Mirah juga mendesak agar pemerintah menerapkan sanksi tegas terhadap perusahaan yang tidak memiliki struktur dan skala upah agar tidak terjadi eksploitasi tenaga kerja.
Aspek Indonesia bekerja sama dengan LKBN Antara mengadakan Dialog Nasional Tripartit Ketenagakerjaan "Pengupahan dan Struktur Skala Upah Yang Berkeadilan" pada Kamis (10/3) di Auditorium Adhiyana, Wisma Antara.
Acara yang dibuka Direktur Pemberitaan LKBN Antara Aat Surya Safaat itu menghadirkan pembicara Direktur Pengupahan Kementerian Ketenagakerjaan Andriani, Sekjen KSPI Muhammad Rusdi, anggota Apindo Alfan Zen, dan Direktur Union Network International Kun Wardana.
Sebagaimana diketahui sebelumnya, tahun lalu pemerintah telah menerbitkan Peraturan Pemerintah (PP) Nomor 78 Tahun 2015 tentang Pengupahan untuk memperbaiki kondisi pengupahan bagi para pekerja di Indonesia. Namun aturan ini mendapat penolakan dari sebagian organisasi buruh.
Menteri Ketenagakerjaan Hanif Dhakiri justru menilai PP ini akan menguntungkan kalangan buruh. Menurutnya, dari 28 provinsi yang telah melaporkan penetapan upah minimum provinsi (UMP) 2016 kepada pemerintah, 15 provinsi di antaranya belum mengikuti sistem formula dalam PP Pengupahan. Hasilnya, kenaikan upah minimum di daerah tersebut relatif kecil, berkisar antara 6-9 persen. Sementara jika menggunakan formula dalam PP Pengupahan, kenaikan upah minimum tahun 2016 mencapai 11,5 persen, sesuai dengan data inflasi dan pertumbuhan ekonomi nasional dari Badan Pusat Statistik (BPS).
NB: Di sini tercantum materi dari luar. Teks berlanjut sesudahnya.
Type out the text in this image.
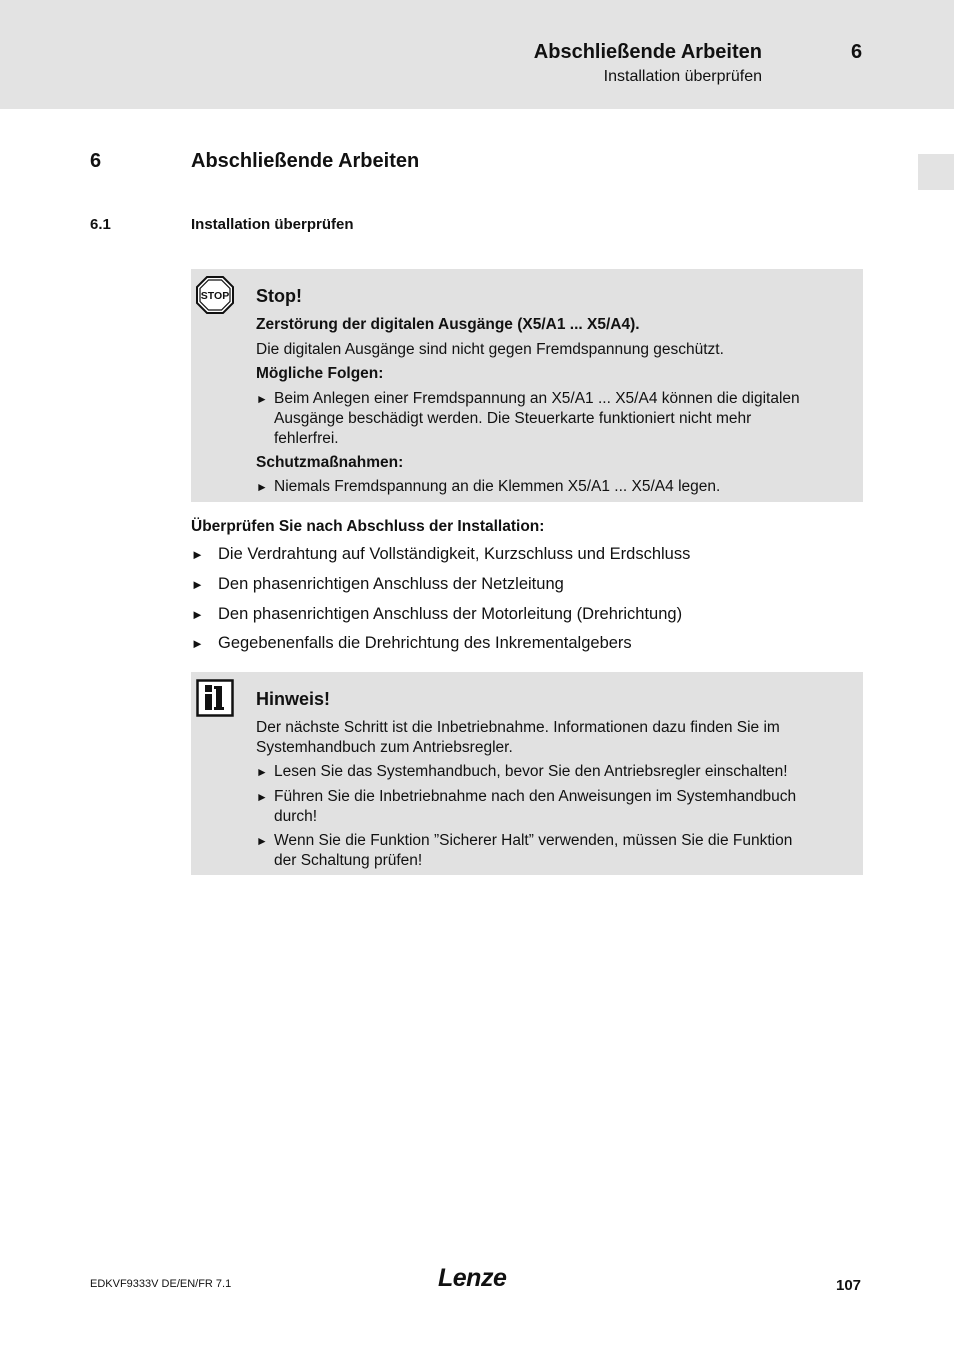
Abschließende Arbeiten	6
Installation überprüfen
6	Abschließende Arbeiten
6.1	Installation überprüfen
STOP Stop!
Zerstörung der digitalen Ausgänge (X5/A1 ... X5/A4).
Die digitalen Ausgänge sind nicht gegen Fremdspannung geschützt.
Mögliche Folgen:
► Beim Anlegen einer Fremdspannung an X5/A1 ... X5/A4 können die digitalen
Ausgänge beschädigt werden. Die Steuerkarte funktioniert nicht mehr
fehlerfrei.
Schutzmaßnahmen:
► Niemals Fremdspannung an die Klemmen X5/A1 ... X5/A4 legen.
Überprüfen Sie nach Abschluss der Installation:
► Die Verdrahtung auf Vollständigkeit, Kurzschluss und Erdschluss
► Den phasenrichtigen Anschluss der Netzleitung
► Den phasenrichtigen Anschluss der Motorleitung (Drehrichtung)
► Gegebenenfalls die Drehrichtung des Inkrementalgebers
Hinweis!
Der nächste Schritt ist die Inbetriebnahme. Informationen dazu finden Sie im
Systemhandbuch zum Antriebsregler.
► Lesen Sie das Systemhandbuch, bevor Sie den Antriebsregler einschalten!
► Führen Sie die Inbetriebnahme nach den Anweisungen im Systemhandbuch
durch!
► Wenn Sie die Funktion ”Sicherer Halt” verwenden, müssen Sie die Funktion
der Schaltung prüfen!
EDKVF9333V DE/EN/FR 7.1	Lenze	107
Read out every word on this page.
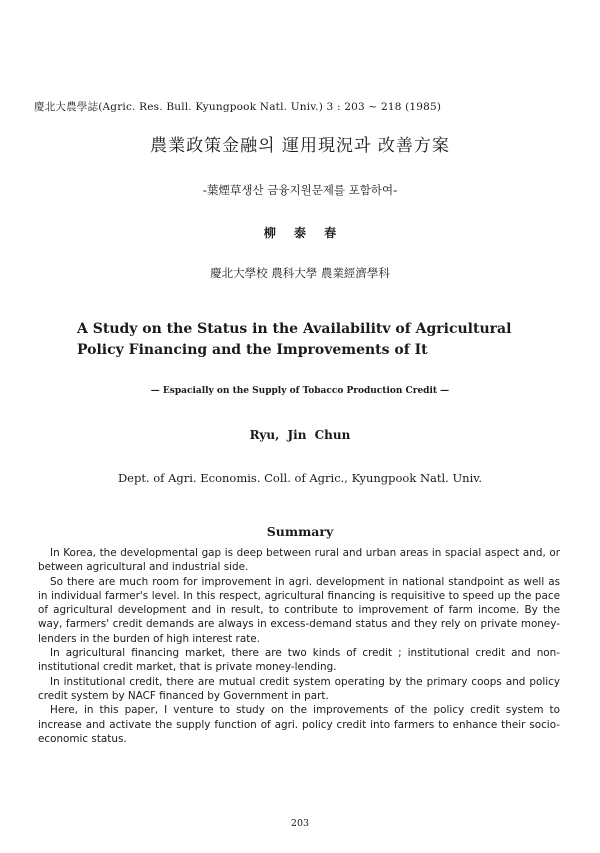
慶北大農學誌(Agric. Res. Bull. Kyungpook Natl. Univ.) 3 : 203 ~ 218 (1985)
農業政策金融의 運用現況과 改善方案
-葉煙草생산 금융지원문제를 포함하여-
柳 泰 春
慶北大學校 農科大學 農業經濟學科
A Study on the Status in the Availabilitv of Agricultural Policy Financing and the Improvements of It
— Espacially on the Supply of Tobacco Production Credit —
Ryu, Jin Chun
Dept. of Agri. Economis. Coll. of Agric., Kyungpook Natl. Univ.
Summary

In Korea, the developmental gap is deep between rural and urban areas in spacial aspect and, or between agricultural and industrial side.

So there are much room for improvement in agri. development in national standpoint as well as in individual farmer's level. In this respect, agricultural financing is requisitive to speed up the pace of agricultural development and in result, to contribute to improvement of farm income. By the way, farmers' credit demands are always in excess-demand status and they rely on private money-lenders in the burden of high interest rate.

In agricultural financing market, there are two kinds of credit ; institutional credit and non-institutional credit market, that is private money-lending.

In institutional credit, there are mutual credit system operating by the primary coops and policy credit system by NACF financed by Government in part.

Here, in this paper, I venture to study on the improvements of the policy credit system to increase and activate the supply function of agri. policy credit into farmers to enhance their socio-economic status.

203
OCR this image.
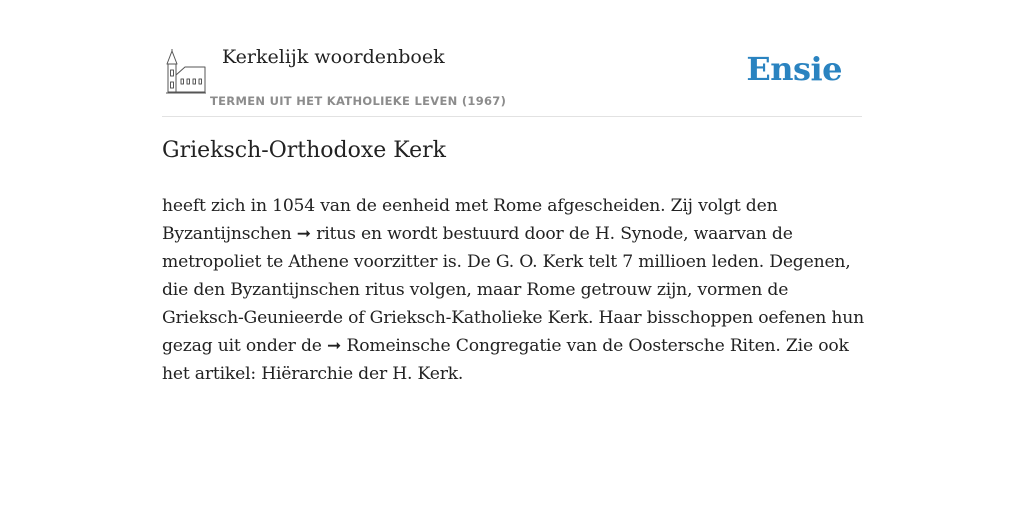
Kerkelijk woordenboek
TERMEN UIT HET KATHOLIEKE LEVEN (1967)
Ensie
Grieksch-Orthodoxe Kerk

heeft zich in 1054 van de eenheid met Rome afgescheiden. Zij volgt den
Byzantijnschen ➞ ritus en wordt bestuurd door de H. Synode, waarvan de
metropoliet te Athene voorzitter is. De G. O. Kerk telt 7 millioen leden. Degenen,
die den Byzantijnschen ritus volgen, maar Rome getrouw zijn, vormen de
Grieksch-Geunieerde of Grieksch-Katholieke Kerk. Haar bisschoppen oefenen hun
gezag uit onder de ➞ Romeinsche Congregatie van de Oostersche Riten. Zie ook
het artikel: Hiërarchie der H. Kerk.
Selain itu, Hanif menambahkan bahwa struktur dan skala upah di mana pengupahan mempertimbangkan masa kerja, golongan/jabatan, pendidikan, prestasi dan lain-lain juga wajib diterapkan oleh perusahaan, sehingga upah buruh bisa adil, proporsional, dan layak. Perusahaan yang tidak menjalankan struktur dan skala upah diancam sanksi sesuai UU 13/2003 dan ditambah sanksi administratif dalam PP Pengupahan, seperti sanksi pemberhentian sebagian atau seluruh proses produksi hingga pembekuan perusahaan.
Politisi Partai Kebangkitan Bangsa (PKB) tersebut juga mengklaim dunia usaha juga diuntungkan. Karena PP baru ini membuat ada kepastian menyangkut besaran kenaikan upah setiap tahun, sehingga dunia usaha bisa berkembang dan memperbanyak lapangan kerja. (Antara)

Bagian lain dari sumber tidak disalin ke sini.